This time of year, we hear a lot about holiday traditions. Families are so vastly different, so it is expected that traditions are as well.
Some of us reminisce about childhood memories of always going to Grandma’s house for Thanksgiving dinner. We recall many of those trips – even if they were just across town – the food, the activities, and that stuffed drowsy feeling after we feasted.
My family generally ate too much so we’d sometimes play football in the street to feel better.
In some families, there might have been particular dishes that various aunts or cousins or sisters prepared every year, and they weren’t allowed to come to dinner without it.
Or maybe Uncle Ben was awarded the honors of always carving the turkey after Grandpa died.
My dad wouldn’t let anyone touch his electric knife. And Mom made every single dish. (Although, after a former sister-in-law discovered and brought sweet potato soufflé, it was expected every year.)
While some families simply arrived, ate, took a nap and left the gathering place, our family spent the day at mom and dad’s. My parents always had a full house – with six children, random numbers of spouses and six to nine grands.
Now grown and married with children, our sibling traditions barely reflect the traditions with which we were raised.

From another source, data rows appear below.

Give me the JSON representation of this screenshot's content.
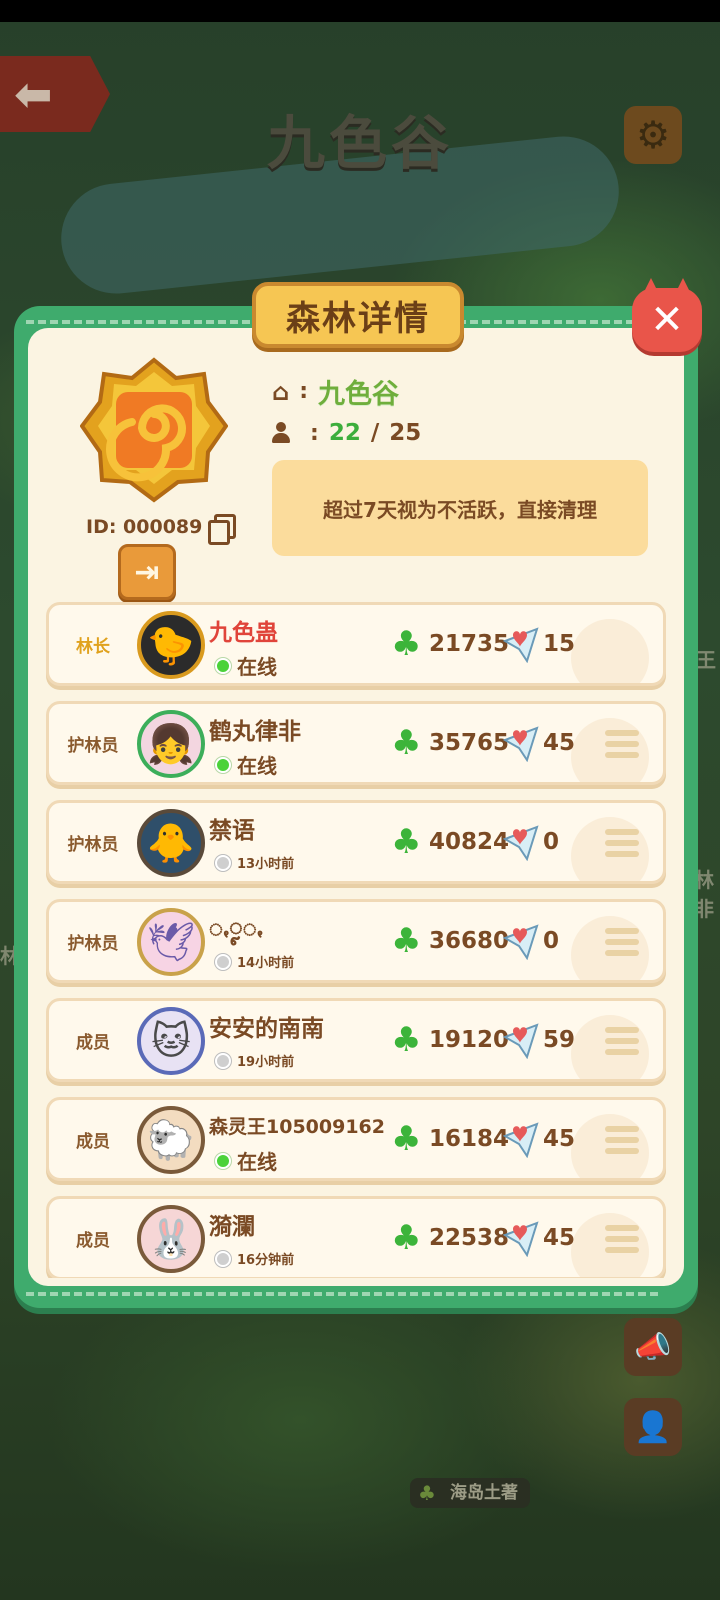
{
  "map": {
    "title": "九色谷",
    "back_icon": "arrow-left-icon",
    "settings_icon": "gear-icon",
    "island_label": "海岛土著",
    "edge_text_right_1": "王",
    "edge_text_right_2": "林非",
    "edge_text_left": "林"
  },
  "dialog": {
    "title": "森林详情",
    "close_icon": "close-icon",
    "forest": {
      "name": "九色谷",
      "id_label": "ID: 000089",
      "member_count": "22",
      "member_sep": "/",
      "member_max": "25",
      "notice": "超过7天视为不活跃，直接清理",
      "exit_icon": "exit-icon"
    },
    "colors": {
      "frame": "#3fab6d",
      "panel": "#fbf4e2",
      "text_brown": "#7a4a24",
      "online_green": "#4bd23a",
      "leader_gold": "#e0a21e",
      "leader_name_red": "#e0443a"
    }
  },
  "members": [
    {
      "role": "林长",
      "name": "九色蛊",
      "status": "在线",
      "online": true,
      "clover": "21735",
      "gifts": "15",
      "avatar_icon": "duck-sunglasses-avatar"
    },
    {
      "role": "护林员",
      "name": "鹤丸律非",
      "status": "在线",
      "online": true,
      "clover": "35765",
      "gifts": "45",
      "avatar_icon": "girl-avatar"
    },
    {
      "role": "护林员",
      "name": "禁语",
      "status": "13小时前",
      "online": false,
      "clover": "40824",
      "gifts": "0",
      "avatar_icon": "chick-avatar"
    },
    {
      "role": "护林员",
      "name": "ꩻꨵꩻ",
      "status": "14小时前",
      "online": false,
      "clover": "36680",
      "gifts": "0",
      "avatar_icon": "crane-avatar"
    },
    {
      "role": "成员",
      "name": "安安的南南",
      "status": "19小时前",
      "online": false,
      "clover": "19120",
      "gifts": "59",
      "avatar_icon": "cat-avatar"
    },
    {
      "role": "成员",
      "name": "森灵王105009162",
      "status": "在线",
      "online": true,
      "clover": "16184",
      "gifts": "45",
      "avatar_icon": "sheep-avatar"
    },
    {
      "role": "成员",
      "name": "漪瀾",
      "status": "16分钟前",
      "online": false,
      "clover": "22538",
      "gifts": "45",
      "avatar_icon": "rabbit-avatar"
    }
  ]
}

Two of us don’t even eat turkey anymore.
One sister might host and prepare all the food for her children, grands and great-grands. Or either she and her husband go camping on the river.
Another, now single, either joins up with another sibling or goes to a single friend’s house to watch football.
The middle sister goes wherever one of her children invites her – and someone always does, or else she will invite herself.
Our brother winds up staying home and having friends over, or at his in-laws home in the boonies of Alabama.
My little family seems to alternate (more accurately, flip-flop) from one potential custom to another. Let’s stay home! OK. Let’s rent a house on the lake! OK. No, let’s rent a house and invite the others. OK. Let’s go to your mom’s for the whole weekend. OK. Let’s go my mom’s for the day. OK.
One year we got a little crazy, ditched both our families and drove to Florida to spend the weekend with friends who had an indoor pool.
If we had gone to my parents’ house that year, I probably would have whooped it up with my younger brother. He died a week later.
For the next few years, we had Thanksgiving at a sister’s house because Mom and Dad had moved into assisted living. Four years after my brother’s passing, Mom died of Alzheimer’s Disease the week after Thanksgiving.
Another year, we invited my dad and sister to go to the lake with us. The owner of the house told us the week before that her stove didn’t work.
We made do, and everything was grand. We ate biscuits cooked on a grill in an iron skillet. Dad learned to drive a boat. He died a week later.
One might think Thanksgiving is now a sad or somber time for our family, but that is not the case. We five surviving siblings share an attitude of gratitude that was ingrained in us from the time we were toddlers and was strengthened through our losses.
This season, no matter what, let’s all focus on the many reasons we have to be grateful. And while we’re at it, let’s maintain an attitude of gratitude year-round.